İki karısı varmış. Üçüncüyü de alayım mı almayayım mı diye düşünüyormuş.
Anlatırken keyiften uçuyordu.
İki karısı esasen iki bacı imiş. Üçüncü diye düşündüğü de karılarının annesi imiş.
Herhangi ayıp veya günah bir şeyi anlattığına dair en küçük bir hassasiyeti yoktu. Kendi kahramanlığini anlatıyor ve belki benden aferin bile bekliyordu.

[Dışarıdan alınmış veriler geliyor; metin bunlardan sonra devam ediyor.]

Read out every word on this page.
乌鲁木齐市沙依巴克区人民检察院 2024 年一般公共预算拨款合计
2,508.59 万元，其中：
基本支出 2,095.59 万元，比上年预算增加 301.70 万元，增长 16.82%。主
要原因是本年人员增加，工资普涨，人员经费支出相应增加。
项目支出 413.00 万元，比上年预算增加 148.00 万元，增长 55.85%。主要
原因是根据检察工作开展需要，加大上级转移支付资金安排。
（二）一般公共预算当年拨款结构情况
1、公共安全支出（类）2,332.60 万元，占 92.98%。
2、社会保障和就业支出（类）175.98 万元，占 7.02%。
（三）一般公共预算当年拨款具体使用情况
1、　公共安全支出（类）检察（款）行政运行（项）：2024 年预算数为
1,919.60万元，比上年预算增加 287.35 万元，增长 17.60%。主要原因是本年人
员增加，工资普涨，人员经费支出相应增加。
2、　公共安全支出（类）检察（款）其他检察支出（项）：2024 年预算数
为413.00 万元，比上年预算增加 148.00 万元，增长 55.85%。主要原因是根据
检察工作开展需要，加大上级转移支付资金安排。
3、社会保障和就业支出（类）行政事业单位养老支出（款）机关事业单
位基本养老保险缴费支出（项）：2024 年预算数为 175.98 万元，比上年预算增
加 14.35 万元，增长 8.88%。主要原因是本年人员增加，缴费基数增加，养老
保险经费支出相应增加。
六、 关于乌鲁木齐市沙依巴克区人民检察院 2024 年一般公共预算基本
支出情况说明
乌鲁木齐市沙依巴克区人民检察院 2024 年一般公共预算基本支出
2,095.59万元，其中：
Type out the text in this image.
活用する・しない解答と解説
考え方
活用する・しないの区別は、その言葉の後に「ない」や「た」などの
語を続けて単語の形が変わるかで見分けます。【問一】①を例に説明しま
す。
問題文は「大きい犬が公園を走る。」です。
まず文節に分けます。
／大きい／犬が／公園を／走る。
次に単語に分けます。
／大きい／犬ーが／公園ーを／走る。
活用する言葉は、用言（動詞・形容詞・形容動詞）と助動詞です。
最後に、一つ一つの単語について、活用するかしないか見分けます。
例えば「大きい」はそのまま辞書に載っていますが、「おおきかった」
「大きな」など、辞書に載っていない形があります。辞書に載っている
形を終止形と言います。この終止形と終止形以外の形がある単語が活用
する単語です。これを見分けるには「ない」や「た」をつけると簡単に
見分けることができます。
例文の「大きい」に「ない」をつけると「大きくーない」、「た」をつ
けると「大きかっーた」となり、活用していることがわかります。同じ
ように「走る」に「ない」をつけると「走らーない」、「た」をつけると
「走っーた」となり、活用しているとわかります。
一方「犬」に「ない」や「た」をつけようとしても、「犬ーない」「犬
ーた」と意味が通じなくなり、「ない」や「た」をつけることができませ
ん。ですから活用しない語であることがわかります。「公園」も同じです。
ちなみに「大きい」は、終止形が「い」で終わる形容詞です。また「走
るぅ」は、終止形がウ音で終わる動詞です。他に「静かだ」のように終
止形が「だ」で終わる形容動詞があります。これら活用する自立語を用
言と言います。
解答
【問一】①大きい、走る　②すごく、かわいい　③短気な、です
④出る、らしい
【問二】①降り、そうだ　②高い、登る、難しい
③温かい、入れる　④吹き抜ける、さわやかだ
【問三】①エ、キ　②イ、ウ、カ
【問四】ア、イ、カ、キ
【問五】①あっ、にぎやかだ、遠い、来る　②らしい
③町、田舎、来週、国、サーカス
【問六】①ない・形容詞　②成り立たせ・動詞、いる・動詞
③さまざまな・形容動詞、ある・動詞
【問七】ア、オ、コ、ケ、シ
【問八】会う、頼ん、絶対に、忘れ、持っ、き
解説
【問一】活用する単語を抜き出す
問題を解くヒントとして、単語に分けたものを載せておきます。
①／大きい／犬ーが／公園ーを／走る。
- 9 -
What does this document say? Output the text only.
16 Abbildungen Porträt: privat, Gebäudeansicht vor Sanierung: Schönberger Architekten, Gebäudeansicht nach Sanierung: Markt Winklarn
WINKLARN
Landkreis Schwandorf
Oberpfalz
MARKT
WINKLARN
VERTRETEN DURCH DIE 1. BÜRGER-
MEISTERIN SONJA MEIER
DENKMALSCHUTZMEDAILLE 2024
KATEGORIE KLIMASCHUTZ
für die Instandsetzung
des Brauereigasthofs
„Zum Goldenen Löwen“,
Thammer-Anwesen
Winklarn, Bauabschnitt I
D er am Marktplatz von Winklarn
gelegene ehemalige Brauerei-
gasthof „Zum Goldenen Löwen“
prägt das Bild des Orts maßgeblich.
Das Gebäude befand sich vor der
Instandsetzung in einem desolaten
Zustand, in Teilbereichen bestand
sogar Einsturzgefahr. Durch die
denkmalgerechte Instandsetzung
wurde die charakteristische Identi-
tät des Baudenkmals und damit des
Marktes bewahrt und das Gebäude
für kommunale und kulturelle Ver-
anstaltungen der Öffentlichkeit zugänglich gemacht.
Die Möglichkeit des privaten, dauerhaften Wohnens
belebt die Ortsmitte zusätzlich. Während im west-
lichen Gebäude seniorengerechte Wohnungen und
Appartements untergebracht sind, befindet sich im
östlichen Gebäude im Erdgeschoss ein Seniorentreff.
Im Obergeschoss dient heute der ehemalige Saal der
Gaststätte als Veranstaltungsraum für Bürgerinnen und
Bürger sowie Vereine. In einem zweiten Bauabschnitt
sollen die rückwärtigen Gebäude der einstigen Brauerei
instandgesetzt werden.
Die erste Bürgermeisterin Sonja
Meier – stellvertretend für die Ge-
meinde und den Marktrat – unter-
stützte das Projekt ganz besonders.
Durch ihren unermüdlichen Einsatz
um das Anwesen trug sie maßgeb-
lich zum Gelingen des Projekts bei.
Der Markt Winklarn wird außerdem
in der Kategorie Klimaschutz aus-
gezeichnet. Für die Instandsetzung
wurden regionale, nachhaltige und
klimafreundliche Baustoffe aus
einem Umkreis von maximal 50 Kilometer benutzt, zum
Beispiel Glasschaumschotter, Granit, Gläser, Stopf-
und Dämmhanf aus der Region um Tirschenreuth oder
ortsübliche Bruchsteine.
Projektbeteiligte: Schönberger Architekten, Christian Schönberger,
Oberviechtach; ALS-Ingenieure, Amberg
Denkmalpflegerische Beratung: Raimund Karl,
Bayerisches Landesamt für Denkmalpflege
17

Bir şeyler demeye kalktım… “Sen ne diyorsun baba. Bizim mahalle hep böyle” Diye diye gitti.
Sonraki haftalarda da geldi ama ya kendisi bir şeyler anladı ya ben birşeyler yaptım ki bir daha da gelmedi.
O kişi kimdi?
Bir yurdum insanıydı. Ayrıca kendine ve kendi milletine ait bir kimliği vardı.
Millet onlara herhangi birisi değil kendi milletlerinin adını verir ama neticede hepsi Türk vatandaşı ve tanımda da Türk ve bir bakışa göre de müslüman bile deniliyorlar.
Diyeceğim….
Gündüz TV’ programları böylesi rezillikler ile dolu.
Bu programlar yetmiyor ayrıca bu programlardaki rezilliklerin haberleri de yapılıyor.
Biz de bunlara “Nasıl olur bu ülke nasıl bı hale geldi” diye güya kızmış gibi yapiyoruz.
“Mış gibi” yapıyoruz ama hiç düşünmüyoruz ki, aslında bu programlar yüzde yüzü milli eğitim tezgahından geçmiş milletin “aileler olmasa” nasıl bir insan türü yetiştirmiş olduğunun da resmini vermektedir.
Türk Eğitim sistemi bu resimlerden çok net görünüyor. Çocuklarımızın nasıl bir düzene teslim edildiğinin bundan daha açık resmi olamaz.
Proje okullarında öğretmen ve öğrenci direnişleri bu eğitim sisteminin ne kadar yerleşik olduğunun bir başka resmidir.
Övünebiliriz.
Yüz yılda seksen milyon genç yarattık her yaştan
….
Aman dikkat… Türk Milli Eğitim sistemi gündüz tv kuşaklarına insan yetiştiren bir Eğitim düzenidir ve çocuklarınızı bu düzene karşi mutlaka koruyun.
Mutlaka koruyun.
Yoksa tv de görürsünüz onları.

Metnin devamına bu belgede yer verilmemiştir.